Chris Smith, Film Berg, 30 January, 2014
The year is 1815, the place: Van Diemen’s Land. After being established as a penal colony by the British who have also settled the land, the convicts that are essentially their purpose for being there, are starting to be released from their oppressive and barbaric jailors, and lo and behold, they’re not very happy with them. Immediately designated to a lower station in life, a group of them – led by titular outlaw – declare war.
Originally airing as a television movie on ABC1, The Outlaw Michael Howe is a graphically violent and well-crafted biopic which although suffering from a tight 80 minute running time that can’t really do justice to the complex story and character, does an admirable job anyway.
Technically, the film is a triumph. Brendan Cowell (already an established actor) shows some great promise in some extremely effective staging and his choreography of the action – especially given the extra time constraints on television production, and the cinematography by Simon Harding – often lingering on the stunning Tasmanian landscape – is beautiful.
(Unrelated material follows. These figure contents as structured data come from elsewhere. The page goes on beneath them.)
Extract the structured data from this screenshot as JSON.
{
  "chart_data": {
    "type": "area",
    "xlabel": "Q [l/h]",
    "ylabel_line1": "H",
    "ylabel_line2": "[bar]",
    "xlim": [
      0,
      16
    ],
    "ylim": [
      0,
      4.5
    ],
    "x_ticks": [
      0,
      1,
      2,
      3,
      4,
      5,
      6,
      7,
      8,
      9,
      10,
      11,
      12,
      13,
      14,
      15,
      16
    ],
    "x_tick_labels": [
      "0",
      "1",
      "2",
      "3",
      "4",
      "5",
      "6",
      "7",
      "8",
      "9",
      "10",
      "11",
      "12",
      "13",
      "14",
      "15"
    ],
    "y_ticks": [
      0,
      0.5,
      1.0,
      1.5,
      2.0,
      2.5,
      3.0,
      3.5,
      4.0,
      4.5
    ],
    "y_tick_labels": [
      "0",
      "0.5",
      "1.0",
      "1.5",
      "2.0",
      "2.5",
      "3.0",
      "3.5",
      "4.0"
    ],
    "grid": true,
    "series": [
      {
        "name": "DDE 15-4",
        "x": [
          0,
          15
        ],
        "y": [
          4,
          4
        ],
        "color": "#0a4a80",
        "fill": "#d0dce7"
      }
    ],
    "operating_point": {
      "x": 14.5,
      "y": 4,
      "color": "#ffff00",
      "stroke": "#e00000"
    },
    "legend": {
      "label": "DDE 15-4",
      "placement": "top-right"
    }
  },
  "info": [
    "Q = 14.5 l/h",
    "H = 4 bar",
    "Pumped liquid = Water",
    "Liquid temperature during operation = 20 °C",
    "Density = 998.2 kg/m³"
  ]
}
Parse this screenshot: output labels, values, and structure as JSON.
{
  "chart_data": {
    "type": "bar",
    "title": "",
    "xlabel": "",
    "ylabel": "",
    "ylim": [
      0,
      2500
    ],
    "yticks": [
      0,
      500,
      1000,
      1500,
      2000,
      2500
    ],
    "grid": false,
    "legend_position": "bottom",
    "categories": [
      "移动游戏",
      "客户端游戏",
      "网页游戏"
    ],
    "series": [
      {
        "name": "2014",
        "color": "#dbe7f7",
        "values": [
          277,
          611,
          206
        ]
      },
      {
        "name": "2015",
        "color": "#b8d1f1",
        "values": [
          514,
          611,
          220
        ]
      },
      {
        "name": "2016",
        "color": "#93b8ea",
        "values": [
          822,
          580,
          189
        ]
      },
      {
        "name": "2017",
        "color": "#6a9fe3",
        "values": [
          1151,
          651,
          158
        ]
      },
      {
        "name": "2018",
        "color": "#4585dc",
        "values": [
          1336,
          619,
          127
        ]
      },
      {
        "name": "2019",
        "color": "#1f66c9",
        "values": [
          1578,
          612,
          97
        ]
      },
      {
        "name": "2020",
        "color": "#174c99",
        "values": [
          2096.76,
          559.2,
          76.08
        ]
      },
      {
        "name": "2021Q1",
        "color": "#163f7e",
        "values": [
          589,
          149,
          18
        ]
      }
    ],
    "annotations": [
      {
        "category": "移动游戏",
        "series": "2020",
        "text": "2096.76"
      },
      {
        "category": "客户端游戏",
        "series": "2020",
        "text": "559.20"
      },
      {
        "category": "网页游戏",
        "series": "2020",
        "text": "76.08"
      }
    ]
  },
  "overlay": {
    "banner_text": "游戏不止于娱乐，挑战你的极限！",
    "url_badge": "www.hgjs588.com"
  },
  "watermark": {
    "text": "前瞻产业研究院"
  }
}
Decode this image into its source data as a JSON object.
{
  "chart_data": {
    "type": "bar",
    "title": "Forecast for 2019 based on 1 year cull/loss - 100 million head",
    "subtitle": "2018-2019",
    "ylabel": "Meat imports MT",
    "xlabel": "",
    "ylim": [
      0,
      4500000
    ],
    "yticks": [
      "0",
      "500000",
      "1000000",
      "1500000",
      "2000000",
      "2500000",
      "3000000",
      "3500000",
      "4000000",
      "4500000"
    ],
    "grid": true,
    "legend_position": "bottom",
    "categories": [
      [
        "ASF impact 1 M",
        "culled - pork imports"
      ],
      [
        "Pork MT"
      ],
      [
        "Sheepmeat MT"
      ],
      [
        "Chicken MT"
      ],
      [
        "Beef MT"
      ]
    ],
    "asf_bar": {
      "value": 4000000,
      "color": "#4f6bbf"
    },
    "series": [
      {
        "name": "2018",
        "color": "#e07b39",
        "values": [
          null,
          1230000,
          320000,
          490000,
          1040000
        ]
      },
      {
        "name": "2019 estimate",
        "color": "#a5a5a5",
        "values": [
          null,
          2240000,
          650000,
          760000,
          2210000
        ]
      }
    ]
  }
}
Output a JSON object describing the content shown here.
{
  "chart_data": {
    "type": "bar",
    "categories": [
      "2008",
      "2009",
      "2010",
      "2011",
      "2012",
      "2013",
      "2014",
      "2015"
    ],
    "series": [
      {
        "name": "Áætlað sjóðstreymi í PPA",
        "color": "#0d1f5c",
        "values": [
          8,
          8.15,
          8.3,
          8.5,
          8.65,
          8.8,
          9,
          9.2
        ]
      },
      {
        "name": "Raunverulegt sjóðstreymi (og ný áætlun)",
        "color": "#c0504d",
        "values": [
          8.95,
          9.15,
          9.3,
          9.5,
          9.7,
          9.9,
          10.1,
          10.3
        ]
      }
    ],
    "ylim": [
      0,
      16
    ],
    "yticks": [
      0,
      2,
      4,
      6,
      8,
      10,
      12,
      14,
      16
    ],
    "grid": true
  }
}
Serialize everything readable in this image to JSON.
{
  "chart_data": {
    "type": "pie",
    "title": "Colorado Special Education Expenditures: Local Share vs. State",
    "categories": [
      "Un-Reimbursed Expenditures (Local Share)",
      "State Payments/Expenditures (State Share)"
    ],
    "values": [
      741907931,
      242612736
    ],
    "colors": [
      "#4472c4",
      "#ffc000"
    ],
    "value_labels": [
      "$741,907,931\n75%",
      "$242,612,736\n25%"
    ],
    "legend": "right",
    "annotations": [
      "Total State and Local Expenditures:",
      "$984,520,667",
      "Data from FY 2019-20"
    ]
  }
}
The film also boasts immaculate production design and art decoration (Felicity Abbott and Loretta Cosgrove, respectively) which immediately draws the viewer into the world with its incredible attention to detail that perfectly evokes the period, often in the most surprising ways.
Roger Mason’s score, which recalls the iconic theme of Ennio Morricone’s Man With No Name in spirit, but an entirely original interpretation, is a revelation, hopefully they release a soundtrack of his work in the not too distant future.
Narratively the film is less successful, despite some sharp and truthful period dialogue from Cowell (who also wrote). The problem seems to come in the short running time and the subsequent lack of character development, especially in Howe who we’re barely introduced to for the first quarter of the film.
The film spends a good deal of time telling us about how Michael Howe commands the respect of his people and how he represents a genuine opposition to the prevailing English who owned and governed the majority of the land, but unlike the legend of Ned Kelly for example, we never really see him being a hero to his people at all.
Sure he attacks the rich and plunders their goods, but it’s never really made clear that he has a political agenda (although in one scene he rallies his band of outlaws with speechifying about it, but as we know from this enlightened age, someone’s actual agenda can be quite different to what they say), and subsequently it’s hard for the audience to really root for him, despite a fine performance from Damon Herriman, who gives an unsuspecting, but very effective performance in the role.
The Outlaw Michael Howe is a finely crafted work, in fact the more cinematic moments are so well handled that when its television origins inevitably show through, it’s actually a little more disappointing for it. Regardless, it’s a fine show of talent from some extremely talented individuals given tough constraints.
The Outlaw Michael Howe is out on DVD through Madman Entertainment.